New Museum Puts Sex in the Spotlight

New Museum Puts Sex in the Spotlight

Published: February 13, 2013 (Issue # 1746)


Vintage sex toys and 18th-century pleasure chairs are on show in the History Room.

A new Erotic Museum is opening in St. Petersburg just in time for Valentine’s Day.

The Museros museum of erotic art will open its doors on Feb. 14, making it the city’s first museum entirely dedicated to the history, art and aesthetics of sex.

“The idea is to show the culture and art of eroticism, the true aestheticism of this important part of our lives,” said Karina Gorbatenko, the museum’s press secretary. “This is both an artistic and educational museum that will shed light on the rather closeted erotic culture.”

“Not knowing is bad, not wanting to know is worse,” proclaim the museum’s creators. “The theme of sex is still provocative and is not freely spoken of. That is why most museums and galleries can’t display erotic art objects; they would create too much controversy.”

Erotic art has never been so accessible for people living in the post-Soviet territories, and the founders of Museros want to create a place that completely blows the lid off the topic of sex.
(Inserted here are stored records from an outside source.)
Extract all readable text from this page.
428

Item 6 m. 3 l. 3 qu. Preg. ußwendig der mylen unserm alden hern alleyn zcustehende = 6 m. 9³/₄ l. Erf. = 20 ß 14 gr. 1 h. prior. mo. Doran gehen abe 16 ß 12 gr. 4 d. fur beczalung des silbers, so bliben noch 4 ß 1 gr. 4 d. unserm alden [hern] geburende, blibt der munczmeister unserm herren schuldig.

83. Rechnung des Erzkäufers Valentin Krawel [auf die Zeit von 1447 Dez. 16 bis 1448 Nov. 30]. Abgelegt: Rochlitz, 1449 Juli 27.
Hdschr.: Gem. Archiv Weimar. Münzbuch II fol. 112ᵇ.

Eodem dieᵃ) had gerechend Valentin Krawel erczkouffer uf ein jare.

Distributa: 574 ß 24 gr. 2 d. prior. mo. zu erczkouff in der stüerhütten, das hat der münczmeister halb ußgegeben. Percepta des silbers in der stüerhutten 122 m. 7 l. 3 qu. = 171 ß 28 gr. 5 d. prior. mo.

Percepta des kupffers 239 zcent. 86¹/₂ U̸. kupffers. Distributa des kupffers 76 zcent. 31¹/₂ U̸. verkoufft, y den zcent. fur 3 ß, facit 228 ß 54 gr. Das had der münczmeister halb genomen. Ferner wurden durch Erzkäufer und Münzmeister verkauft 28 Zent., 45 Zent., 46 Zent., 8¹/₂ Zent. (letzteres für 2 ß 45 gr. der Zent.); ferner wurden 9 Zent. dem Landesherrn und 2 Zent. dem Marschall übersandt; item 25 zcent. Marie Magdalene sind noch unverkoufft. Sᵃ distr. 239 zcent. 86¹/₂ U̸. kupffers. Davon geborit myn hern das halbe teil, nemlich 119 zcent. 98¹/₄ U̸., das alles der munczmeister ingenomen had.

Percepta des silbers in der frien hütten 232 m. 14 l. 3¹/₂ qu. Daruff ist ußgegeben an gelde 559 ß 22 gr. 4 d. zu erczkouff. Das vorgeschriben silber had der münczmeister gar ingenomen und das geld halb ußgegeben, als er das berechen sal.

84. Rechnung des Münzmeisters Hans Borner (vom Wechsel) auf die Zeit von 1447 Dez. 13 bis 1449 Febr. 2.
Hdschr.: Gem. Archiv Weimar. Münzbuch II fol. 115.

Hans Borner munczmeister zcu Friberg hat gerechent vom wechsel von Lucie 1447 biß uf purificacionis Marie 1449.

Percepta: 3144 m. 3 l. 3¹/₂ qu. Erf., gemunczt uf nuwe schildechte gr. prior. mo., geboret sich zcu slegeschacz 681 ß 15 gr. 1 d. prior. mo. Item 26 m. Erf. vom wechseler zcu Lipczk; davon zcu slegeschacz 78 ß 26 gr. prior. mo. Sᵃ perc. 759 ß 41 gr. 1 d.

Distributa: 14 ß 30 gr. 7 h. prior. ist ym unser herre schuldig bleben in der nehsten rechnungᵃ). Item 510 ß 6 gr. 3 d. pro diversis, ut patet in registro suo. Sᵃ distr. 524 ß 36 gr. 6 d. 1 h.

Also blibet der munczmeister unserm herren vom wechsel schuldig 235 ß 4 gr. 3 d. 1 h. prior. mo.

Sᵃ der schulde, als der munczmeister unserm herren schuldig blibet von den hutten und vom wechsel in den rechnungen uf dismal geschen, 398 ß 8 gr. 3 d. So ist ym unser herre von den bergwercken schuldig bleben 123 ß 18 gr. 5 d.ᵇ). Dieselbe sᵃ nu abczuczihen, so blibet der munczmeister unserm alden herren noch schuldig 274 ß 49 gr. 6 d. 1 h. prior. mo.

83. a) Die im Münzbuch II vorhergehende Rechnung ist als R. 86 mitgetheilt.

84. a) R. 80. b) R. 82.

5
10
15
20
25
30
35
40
All of the museum’s exhibits will illustrate the unspoken culture that exists around human sexuality, its organizers say.

The museum occupies more than 900 square meters in five sultry and opulent rooms. The History Room reveals the “untold part of world history,” including the sex-lives of imperial Russian rulers and Soviet leaders. On show are discreet machines and imaginative sex toys that are in themselves works of art. One of the featured objects is an armchair dating back to the reign of Catherine the Great. Outwardly, the chair looks like any other from the era, but it conceals an inner mechanism that could be started by a single foot manipulation in order to give pleasure to the lady occupying the chair.

The Erotic Culture Room showcases customs and traditions from all over the world. Artifacts and objects of art from ancient times to the modern day represent the culture of various nationalities, tribes and communities. In focus here are unusual ways of attracting sexual partners, such as by stealing their work tools, different views on sexuality, and less common ways of giving pleasure. The exhibition gives lie to the stereotypes that making love is a similar process all over the planet, and that it has changed little since ancient times.

The founders of the museum have been building up their collection of art objects for 30 years, buying them at auctions, galleries and from private collections. They have visited erotic exhibitions around the world, and say they have tried to take the best ideas from the most famous erotic museums in Paris, Amsterdam and Berlin.

The collection features art objects from the locations and cultures ranging from the Roman Empire, Babylon and ancient Carthage to France, Japan and Oceania. Visitors can marvel at phallic amulets dating back to the first to fifth centuries AD, ancient Roman vases, a sex shop catalogue dating back to 1910, Russian paintings from the 18th and 19th centuries, Japanese erotic engravings of the 18th to 19th centuries, and other sex-themed artifacts from five continents.

The museum is also home to a 3D showroom featuring interactive exhibits and a library. Early erotic movies are screened, alongside 3D adult films.

The Modern Room is devoted to contemporary erotic industries, inventions and the fashion for sex toys, and how they form and influence erotic art today. It contains the biggest European collection of sex machines and BDSM constructions, according to the museum.

The museum’s creators promise regular master classes and events, as well as new exhibitions and constant additions to the permanent collections.

Museros opens on Feb. 14 at 43/45 Ligovsky Prospekt. Tel. 905 0394. Open daily, 11 a.m. to 11 p.m.